HOME > New Collections >

7 HIDDEN REFERENCES YOU DIDN’T SEE AT PRADA FW23

A LITANY OF NODS TO CREATORS OF PAST AND PRESENT

Written by in New Collections on the

7 Hidden References You Didn’t See at Prada FW23


Following the disbandment of his own label late last year, many were left wondering what Raf Simons would do in his role at Prada, where he’s worked in partnership with the eponymous Miuccia Prada since 2020. In their latest collaboration, the duo delivered a truly timeless and relevant collection of Menswear staples.


Elongated Spearpoint Collars in The Style of David Bowie 

Prada’s FW’23 Menswear show was awash with Bowie-esque spearpoint collars. Originating from the 1920s (see Old Hollywood icon Cab Calloway in his 5” spearpoint) and later resurfacing at the Don't Worry Darling premier at Venice Film Festival on Harry Styles in late-September 2022.



00s Dress-Over-Skirt Pairings 

Dress and suit-pant pairings are the stuff a men’s-meets-womenswear marriage is made of: lest Miuccia and Raf’s creative direction begets androgynous dressing, the pair did not disappoint. 


Lil Nas X’s Staple Shirtless Blazer Combo 

As the rapper refuses to elude our Spotify and Social Media feeds, his style now creeps into the realm of high fashion with illustrious force in the form of Prada’s FW23 show.



The White Lotus Pantones 

Muted browns, pastel pinks; yellows and blues reared their heads as flashes of coloured-collars and statement soft knits.
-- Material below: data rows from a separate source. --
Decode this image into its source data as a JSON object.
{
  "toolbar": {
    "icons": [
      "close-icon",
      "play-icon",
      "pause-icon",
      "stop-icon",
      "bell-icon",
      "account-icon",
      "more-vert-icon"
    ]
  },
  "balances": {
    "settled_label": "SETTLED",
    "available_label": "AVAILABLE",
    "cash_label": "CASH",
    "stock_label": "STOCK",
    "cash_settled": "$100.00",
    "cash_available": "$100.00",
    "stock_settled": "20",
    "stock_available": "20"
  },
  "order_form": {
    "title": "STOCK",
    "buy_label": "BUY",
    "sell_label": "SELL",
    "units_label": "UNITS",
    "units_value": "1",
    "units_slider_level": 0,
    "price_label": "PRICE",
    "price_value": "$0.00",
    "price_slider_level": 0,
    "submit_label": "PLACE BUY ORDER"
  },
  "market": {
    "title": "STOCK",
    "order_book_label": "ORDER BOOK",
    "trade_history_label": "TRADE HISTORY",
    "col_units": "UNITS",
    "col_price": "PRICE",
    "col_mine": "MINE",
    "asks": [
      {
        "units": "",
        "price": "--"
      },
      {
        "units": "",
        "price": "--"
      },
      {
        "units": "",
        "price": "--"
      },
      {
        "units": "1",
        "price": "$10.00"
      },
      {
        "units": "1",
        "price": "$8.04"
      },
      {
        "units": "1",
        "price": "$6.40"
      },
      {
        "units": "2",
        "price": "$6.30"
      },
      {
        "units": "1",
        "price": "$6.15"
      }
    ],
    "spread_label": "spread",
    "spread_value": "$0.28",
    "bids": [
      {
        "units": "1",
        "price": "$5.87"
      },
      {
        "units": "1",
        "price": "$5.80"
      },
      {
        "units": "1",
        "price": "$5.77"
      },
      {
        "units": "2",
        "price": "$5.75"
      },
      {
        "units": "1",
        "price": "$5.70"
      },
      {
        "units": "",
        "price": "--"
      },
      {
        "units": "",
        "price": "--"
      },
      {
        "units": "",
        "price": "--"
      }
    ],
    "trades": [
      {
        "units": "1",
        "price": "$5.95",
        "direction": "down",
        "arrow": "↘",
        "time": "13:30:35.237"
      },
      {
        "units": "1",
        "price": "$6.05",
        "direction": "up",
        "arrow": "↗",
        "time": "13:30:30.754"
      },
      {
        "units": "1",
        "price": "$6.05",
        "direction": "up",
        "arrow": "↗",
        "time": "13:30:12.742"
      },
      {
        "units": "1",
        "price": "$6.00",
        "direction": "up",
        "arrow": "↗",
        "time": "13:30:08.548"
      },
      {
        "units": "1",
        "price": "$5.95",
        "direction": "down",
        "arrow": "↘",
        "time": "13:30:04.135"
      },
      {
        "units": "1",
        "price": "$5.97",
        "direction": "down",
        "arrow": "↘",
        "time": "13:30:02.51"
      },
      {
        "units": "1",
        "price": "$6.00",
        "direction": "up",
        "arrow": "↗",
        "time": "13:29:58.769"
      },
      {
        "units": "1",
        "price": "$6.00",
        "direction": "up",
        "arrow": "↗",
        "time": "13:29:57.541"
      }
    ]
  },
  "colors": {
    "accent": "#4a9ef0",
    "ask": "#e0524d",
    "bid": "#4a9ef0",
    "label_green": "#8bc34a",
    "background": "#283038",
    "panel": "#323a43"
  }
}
The fashion trending series came through in subtle, tastefully executed form. 


The Guardian Inspired Beige Uniforms 

The monochrome beige collared round neck and pant pairing elicited an undeniably Handmaid’s Tale uniformity. As seen on the series’ Guardian characters throughout the seasons, Prada played off the utilitarian look with neutral colour schemes and clean cuts.



Audrey H-esque Cinched-Waist Cigarette 

Classic cuts with a modern twist reigned in the form of effeminate, block coloured Hepburn-style cigarette pants. 


Nods to Prada’s Cult Sporting Line - Linnea Rossa 

A souped-up iteration of the longstanding Prada trope carried a thread of red through the FW23 collection. The sporty, racing motif features heavily in the brand’s sell-out Linea Rosa line. From ski goggles to gilets, to simple tees and beanies, Raf and Miuccia effortlessly blended the brand’s streetwear aesthetic with its latest ready-to-wear collection.


Orla Lavery

Orla is a London-based fashion, arts and culture journalist, with a personal and professional habit in menswear. Having worked in the industry for over 10 years, she now specialises in the fashion business space, consulting to a number of brands on their business strategy and optimising for sustainable, long-term growth.